Not anymore. "Hot damn! This is astonishing. And wonderful," said Lucy Dalglish, executive director of the Reporters Committee for Freedom of the Press in a Chicago Sun-Times article. "You know there's a new sheriff in town."

Promises are nice, acting on those promises is great, blind enthusiasm, not so much. All we have right now a pledge to reinvigorate FOIA, the real evaluation of this action comes 120 days from now when the government releases the details implementing those changes; I'm reserving my own final approval until I read those details.

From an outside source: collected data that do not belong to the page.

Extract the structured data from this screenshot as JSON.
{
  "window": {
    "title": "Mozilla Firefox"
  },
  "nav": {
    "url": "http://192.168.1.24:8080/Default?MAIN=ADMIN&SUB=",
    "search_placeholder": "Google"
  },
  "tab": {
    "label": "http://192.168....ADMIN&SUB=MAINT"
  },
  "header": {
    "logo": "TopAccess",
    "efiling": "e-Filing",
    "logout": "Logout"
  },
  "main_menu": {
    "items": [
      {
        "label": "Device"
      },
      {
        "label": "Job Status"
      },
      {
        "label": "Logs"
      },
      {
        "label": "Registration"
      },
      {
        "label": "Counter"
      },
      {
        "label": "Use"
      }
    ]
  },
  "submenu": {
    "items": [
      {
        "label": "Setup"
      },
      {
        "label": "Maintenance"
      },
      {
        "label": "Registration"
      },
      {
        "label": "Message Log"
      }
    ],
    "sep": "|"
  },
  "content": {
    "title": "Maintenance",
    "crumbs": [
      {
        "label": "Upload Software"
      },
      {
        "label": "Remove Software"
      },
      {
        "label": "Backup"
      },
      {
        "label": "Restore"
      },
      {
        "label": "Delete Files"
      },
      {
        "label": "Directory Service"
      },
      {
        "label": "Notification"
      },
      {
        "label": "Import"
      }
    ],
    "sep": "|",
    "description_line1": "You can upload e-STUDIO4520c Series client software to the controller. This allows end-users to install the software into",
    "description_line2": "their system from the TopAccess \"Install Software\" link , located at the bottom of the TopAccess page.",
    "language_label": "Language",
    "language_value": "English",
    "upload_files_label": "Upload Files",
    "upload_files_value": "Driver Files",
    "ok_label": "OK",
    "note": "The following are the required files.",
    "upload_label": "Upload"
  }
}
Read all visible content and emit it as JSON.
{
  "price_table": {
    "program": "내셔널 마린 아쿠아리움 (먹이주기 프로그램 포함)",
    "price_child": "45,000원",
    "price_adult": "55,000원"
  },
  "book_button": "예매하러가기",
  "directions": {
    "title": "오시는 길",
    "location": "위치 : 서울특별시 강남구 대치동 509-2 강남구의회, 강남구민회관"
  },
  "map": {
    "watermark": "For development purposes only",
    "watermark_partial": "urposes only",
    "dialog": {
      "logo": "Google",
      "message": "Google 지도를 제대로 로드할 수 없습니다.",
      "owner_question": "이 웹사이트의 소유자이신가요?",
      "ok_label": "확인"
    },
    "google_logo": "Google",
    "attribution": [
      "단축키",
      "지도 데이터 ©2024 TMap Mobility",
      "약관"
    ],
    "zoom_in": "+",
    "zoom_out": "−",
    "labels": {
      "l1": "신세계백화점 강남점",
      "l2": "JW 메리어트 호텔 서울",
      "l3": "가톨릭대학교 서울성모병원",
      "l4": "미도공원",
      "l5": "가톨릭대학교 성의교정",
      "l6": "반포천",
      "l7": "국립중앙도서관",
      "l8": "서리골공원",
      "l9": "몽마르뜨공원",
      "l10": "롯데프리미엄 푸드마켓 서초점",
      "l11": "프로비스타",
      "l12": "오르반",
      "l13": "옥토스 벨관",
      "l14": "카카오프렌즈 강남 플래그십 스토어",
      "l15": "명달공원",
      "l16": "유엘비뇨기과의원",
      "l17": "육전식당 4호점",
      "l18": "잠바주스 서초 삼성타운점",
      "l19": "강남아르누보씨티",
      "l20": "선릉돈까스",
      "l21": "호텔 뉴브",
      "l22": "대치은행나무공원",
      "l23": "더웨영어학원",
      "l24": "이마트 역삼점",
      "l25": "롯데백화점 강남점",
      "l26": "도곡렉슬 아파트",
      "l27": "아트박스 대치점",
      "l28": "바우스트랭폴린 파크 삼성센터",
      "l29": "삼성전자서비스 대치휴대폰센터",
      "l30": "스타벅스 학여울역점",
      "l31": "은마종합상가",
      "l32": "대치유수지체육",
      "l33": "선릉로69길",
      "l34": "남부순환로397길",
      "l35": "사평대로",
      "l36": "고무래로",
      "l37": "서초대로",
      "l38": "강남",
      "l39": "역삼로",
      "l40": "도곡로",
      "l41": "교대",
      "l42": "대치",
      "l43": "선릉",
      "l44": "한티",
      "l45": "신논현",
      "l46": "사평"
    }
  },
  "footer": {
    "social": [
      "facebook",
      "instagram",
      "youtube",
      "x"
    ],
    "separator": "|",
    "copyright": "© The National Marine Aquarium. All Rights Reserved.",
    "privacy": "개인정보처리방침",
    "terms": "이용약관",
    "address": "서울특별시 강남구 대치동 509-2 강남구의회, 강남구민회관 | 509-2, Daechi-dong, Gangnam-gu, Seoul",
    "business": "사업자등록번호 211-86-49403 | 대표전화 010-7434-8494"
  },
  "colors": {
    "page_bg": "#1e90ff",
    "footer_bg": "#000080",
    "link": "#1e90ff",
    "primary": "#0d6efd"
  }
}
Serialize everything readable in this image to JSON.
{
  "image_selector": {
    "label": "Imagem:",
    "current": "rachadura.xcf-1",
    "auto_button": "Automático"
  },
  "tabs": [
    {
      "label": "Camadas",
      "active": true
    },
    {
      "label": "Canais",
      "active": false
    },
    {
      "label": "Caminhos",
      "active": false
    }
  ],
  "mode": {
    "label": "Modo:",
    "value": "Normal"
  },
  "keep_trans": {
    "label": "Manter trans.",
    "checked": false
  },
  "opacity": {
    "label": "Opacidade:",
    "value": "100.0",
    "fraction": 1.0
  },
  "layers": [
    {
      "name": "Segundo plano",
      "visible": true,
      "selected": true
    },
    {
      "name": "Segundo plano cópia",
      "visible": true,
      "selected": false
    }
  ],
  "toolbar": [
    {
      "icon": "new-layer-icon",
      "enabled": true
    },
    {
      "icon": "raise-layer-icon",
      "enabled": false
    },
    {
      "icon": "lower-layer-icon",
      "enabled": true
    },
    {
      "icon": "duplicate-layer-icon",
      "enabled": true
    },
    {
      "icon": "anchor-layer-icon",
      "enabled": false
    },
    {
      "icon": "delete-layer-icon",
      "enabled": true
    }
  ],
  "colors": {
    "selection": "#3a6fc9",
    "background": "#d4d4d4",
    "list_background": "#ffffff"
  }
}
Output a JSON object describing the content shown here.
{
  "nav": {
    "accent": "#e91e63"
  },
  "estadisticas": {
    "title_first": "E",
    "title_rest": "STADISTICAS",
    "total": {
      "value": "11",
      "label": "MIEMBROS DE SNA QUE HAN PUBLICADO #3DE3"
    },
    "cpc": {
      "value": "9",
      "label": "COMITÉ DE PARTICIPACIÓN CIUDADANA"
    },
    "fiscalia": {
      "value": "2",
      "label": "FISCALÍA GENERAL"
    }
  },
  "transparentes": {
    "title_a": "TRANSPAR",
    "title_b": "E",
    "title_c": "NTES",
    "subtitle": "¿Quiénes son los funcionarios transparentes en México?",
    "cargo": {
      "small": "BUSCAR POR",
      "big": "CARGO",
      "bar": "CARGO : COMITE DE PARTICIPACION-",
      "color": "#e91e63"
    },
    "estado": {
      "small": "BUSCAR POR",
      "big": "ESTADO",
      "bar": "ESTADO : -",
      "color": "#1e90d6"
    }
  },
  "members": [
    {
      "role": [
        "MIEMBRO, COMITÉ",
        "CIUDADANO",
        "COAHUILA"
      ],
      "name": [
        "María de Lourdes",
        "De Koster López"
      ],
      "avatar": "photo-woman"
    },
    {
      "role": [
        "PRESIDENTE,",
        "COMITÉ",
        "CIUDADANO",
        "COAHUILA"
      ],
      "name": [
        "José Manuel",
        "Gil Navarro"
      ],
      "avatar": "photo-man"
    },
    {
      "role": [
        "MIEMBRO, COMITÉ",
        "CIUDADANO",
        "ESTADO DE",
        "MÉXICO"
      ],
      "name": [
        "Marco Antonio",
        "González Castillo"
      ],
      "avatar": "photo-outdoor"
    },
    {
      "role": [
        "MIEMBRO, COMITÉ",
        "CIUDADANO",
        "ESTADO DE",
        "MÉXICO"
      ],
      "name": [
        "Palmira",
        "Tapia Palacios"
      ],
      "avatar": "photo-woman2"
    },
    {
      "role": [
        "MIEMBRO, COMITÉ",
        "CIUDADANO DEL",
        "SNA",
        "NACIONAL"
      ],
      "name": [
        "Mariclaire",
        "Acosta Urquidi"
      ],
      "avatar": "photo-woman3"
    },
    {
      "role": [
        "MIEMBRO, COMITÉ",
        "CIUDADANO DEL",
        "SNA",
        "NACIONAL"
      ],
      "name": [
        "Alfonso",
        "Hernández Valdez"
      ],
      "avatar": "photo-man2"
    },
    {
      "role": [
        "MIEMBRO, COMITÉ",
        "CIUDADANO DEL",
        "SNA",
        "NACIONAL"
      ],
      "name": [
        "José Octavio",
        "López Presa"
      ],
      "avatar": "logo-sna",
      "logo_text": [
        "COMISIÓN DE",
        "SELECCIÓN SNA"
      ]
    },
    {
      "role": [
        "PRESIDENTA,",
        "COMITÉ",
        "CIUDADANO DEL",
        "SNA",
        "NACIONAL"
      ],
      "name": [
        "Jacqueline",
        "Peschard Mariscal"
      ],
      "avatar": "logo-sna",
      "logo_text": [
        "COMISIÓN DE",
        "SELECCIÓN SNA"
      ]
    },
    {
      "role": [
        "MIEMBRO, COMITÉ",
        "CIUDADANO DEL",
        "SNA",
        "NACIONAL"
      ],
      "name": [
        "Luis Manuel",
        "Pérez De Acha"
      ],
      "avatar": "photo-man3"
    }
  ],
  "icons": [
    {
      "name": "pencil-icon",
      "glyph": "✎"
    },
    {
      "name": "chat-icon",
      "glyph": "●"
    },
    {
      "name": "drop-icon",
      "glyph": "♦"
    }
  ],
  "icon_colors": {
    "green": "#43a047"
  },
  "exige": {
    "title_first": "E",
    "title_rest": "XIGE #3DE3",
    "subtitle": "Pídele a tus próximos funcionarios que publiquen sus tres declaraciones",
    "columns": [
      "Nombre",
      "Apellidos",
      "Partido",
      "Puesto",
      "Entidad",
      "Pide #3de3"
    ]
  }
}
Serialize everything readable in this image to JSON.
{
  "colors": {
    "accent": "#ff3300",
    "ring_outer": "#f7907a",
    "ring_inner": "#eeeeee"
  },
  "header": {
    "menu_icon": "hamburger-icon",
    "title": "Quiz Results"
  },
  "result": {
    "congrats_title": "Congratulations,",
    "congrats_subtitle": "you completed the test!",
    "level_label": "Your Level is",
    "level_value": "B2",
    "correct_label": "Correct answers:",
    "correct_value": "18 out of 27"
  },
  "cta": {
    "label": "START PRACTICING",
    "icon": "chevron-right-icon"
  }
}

By opening his Administration to such scrutiny from the very start, Obama is giving a powerful signal that he intends to deliver on his promise to reach out beyond the normal, politicized feedback loop that most president's fall victim too. Journalists have already cheered the move; FOIA has been a time tested investigative tool for reporters. But this move is bigger than mainstream media. With the rise of citizen journalism, social media and a blogosphere that crackles with seemingly unbridled enthusiasm and energy, the use of FOIA in a Web 2.0 environment will certainly rewrite the expectations of government accountability.

But there is a ghost in this new transparent machine. All this spirit of openness will amount to little more than a photo-op if this new era of citizen journalists and energized Internet users doesn't do their part and actually take advantage of the powerful process locked inside FOIA.